Coronavirus: New York reports another deadly day even as virus slows pace

A patient being taken to a special coronavirus intake area at Maimonides Medical Centre in New York City on April 3, 2020. PHOTO: AFP

NEW YORK (BLOOMBERG) - New York's fatalities remained at a high plateau, with another 783 deaths reported on Saturday (April 11), although hospitalisations and admissions to intensive care continued to slow dramatically, Governor Andrew Cuomo said.

New York's number of fatalities - now a total of 8,627 - pushed the United States past Italy for the world's highest number of deaths from Covid-19.

"The number is somewhat stabilising but it is stabilising at a horrific rate," Mr Cuomo told reporters in Albany. "These are just incredible numbers depicting incredible loss and pain."

New York hit the highest daily number of deaths on April 9 at 799. Saturday marks the fifth day of fatalities exceeding 700.

Still, the governor said this time period is the "end of the beginning phase" of the disease's spread. Only 85 new hospitalisations were reported on Saturday, the fewest since at least March 16.

Mr Cuomo also said there has not been a decision on whether to close New York City schools for the rest of the academic year, contradicting earlier comments by Mayor Bill de Blasio.
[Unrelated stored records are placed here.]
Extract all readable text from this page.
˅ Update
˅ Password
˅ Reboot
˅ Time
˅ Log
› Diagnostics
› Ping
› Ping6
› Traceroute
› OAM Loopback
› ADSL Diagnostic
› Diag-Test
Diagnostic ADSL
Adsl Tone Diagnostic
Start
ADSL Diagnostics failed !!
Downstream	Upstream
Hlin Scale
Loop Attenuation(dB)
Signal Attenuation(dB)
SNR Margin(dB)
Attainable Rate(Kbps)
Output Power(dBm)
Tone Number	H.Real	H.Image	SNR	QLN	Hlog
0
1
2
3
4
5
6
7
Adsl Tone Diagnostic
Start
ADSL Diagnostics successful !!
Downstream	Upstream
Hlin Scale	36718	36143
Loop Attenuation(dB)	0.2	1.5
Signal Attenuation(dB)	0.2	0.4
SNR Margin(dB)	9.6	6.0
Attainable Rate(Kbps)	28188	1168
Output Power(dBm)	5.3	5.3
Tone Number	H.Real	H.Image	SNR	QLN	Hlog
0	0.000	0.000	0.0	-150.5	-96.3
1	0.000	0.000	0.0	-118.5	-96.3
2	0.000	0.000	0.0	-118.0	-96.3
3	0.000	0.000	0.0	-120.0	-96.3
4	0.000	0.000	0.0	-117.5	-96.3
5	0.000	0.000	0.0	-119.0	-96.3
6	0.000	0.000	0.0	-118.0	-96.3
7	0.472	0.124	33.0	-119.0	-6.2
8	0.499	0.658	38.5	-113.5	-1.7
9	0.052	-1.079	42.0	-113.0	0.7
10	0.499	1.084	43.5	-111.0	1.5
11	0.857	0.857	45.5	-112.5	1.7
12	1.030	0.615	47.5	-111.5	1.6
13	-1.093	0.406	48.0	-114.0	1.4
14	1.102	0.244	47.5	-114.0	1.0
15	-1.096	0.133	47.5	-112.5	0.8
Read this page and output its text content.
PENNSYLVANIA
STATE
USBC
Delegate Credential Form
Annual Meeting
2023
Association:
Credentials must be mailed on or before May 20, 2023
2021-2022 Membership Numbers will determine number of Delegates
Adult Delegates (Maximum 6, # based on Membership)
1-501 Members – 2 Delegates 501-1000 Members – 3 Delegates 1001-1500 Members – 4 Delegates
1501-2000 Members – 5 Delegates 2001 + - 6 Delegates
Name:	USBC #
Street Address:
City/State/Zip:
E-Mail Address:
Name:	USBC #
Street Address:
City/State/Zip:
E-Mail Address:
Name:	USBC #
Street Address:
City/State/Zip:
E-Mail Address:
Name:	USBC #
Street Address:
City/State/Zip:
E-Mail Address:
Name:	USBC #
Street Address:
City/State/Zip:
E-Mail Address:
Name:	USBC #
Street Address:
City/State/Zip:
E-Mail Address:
"He didn't close them, and he can't open them," Mr Cuomo said. "That's the mayor's opinion. There has been no decision on the schools."
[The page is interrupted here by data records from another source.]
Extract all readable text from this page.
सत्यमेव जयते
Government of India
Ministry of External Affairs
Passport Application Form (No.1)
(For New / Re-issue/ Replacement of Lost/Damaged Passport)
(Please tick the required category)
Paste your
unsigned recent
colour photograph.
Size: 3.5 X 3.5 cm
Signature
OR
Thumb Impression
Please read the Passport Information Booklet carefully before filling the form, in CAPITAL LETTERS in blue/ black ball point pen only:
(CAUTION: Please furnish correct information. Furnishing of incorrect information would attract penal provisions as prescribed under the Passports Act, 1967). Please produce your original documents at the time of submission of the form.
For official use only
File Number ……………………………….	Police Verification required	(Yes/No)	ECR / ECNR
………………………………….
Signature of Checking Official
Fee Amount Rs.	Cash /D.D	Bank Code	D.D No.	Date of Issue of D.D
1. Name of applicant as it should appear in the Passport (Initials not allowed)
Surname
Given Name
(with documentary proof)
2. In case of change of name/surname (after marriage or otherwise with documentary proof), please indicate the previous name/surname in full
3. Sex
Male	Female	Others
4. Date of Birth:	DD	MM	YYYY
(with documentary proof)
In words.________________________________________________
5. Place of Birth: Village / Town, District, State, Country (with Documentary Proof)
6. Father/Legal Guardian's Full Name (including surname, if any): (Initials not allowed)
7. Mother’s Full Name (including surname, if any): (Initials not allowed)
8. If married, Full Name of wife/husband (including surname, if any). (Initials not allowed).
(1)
Earlier Saturday, Mr de Blasio said he had decided to keep schools closed through the academic year, a move he called "painful". The mayor and governor have frequently clashed, and Mr Cuomo said he wanted a decision on school closings to be coordinated "ideally" with neighbouring states Connecticut and New Jersey.

Local school districts have the power to close in an emergency, usually in storms. The governor can order schools closed or opened statewide. Practically, the only way Mr Cuomo could overrule the New York City Department of Education would be to order reopening all schools statewide.
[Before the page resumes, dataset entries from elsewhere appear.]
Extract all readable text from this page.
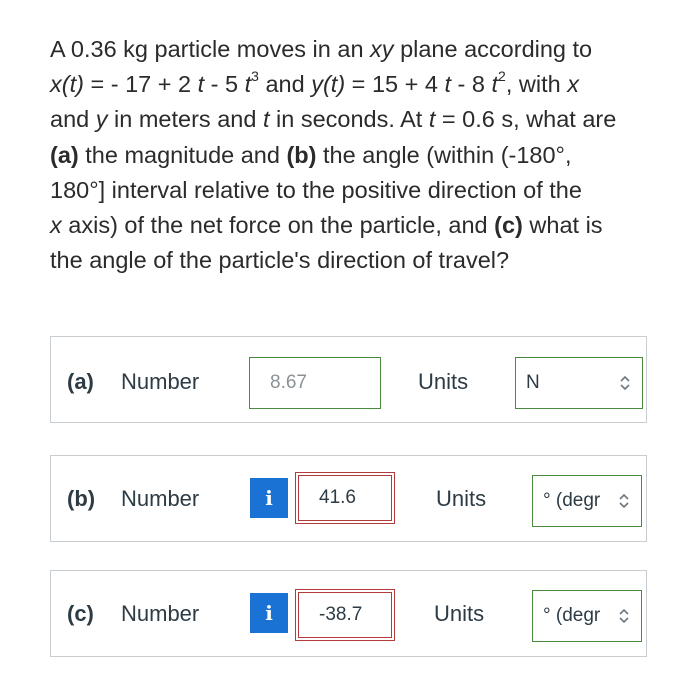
A 0.36 kg particle moves in an xy plane according to
x(t) = - 17 + 2 t - 5 $t^3$ and y(t) = 15 + 4 t - 8 $t^2$, with x
and y in meters and t in seconds. At t = 0.6 s, what are
(a) the magnitude and (b) the angle (within (-180°,
180°] interval relative to the positive direction of the
x axis) of the net force on the particle, and (c) what is
the angle of the particle's direction of travel?
(a) Number	8.67	Units	N
(b) Number	i	41.6	Units	° (degr
(c) Number	i	-38.7	Units	° (degr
Total Covid-19 cases in New York rose on Saturday by 9,946, to a total of 180,458.

Total deaths in New York City increased 398 overnight for a total of 5,463.

New Jersey, also hard hit by the epidemic, reported 3,599 new cases on Saturday for a total of 58,151.

With hospitalisation and intensive care rates continuing to slow, Mr Cuomo devoted much of his daily briefing to how the state would carefully begin to re-open. But he cautioned against moving too quickly, in a way that could set off a new wave of infections.

"You can't choose between lives lost and dollars gained," he said. "No one is going to make that quid pro quo."

The governor, who has reportedly considered running for president in the past, waved off speculation that could replace Mr Joe Biden, the former vice-president, as the Democratic Party's presidential nominee. Though his daily briefings on the virus have raised his national profile, Mr Cuomo and Mr Biden have a long friendship - and the governor called any speculation as both "flattering" and "irrelevant".

"I have no political agenda - period," he said. "I'm not running for president, not running for vice-president, I'm not running anywhere. I'm not going to Washington, I'm staying right here."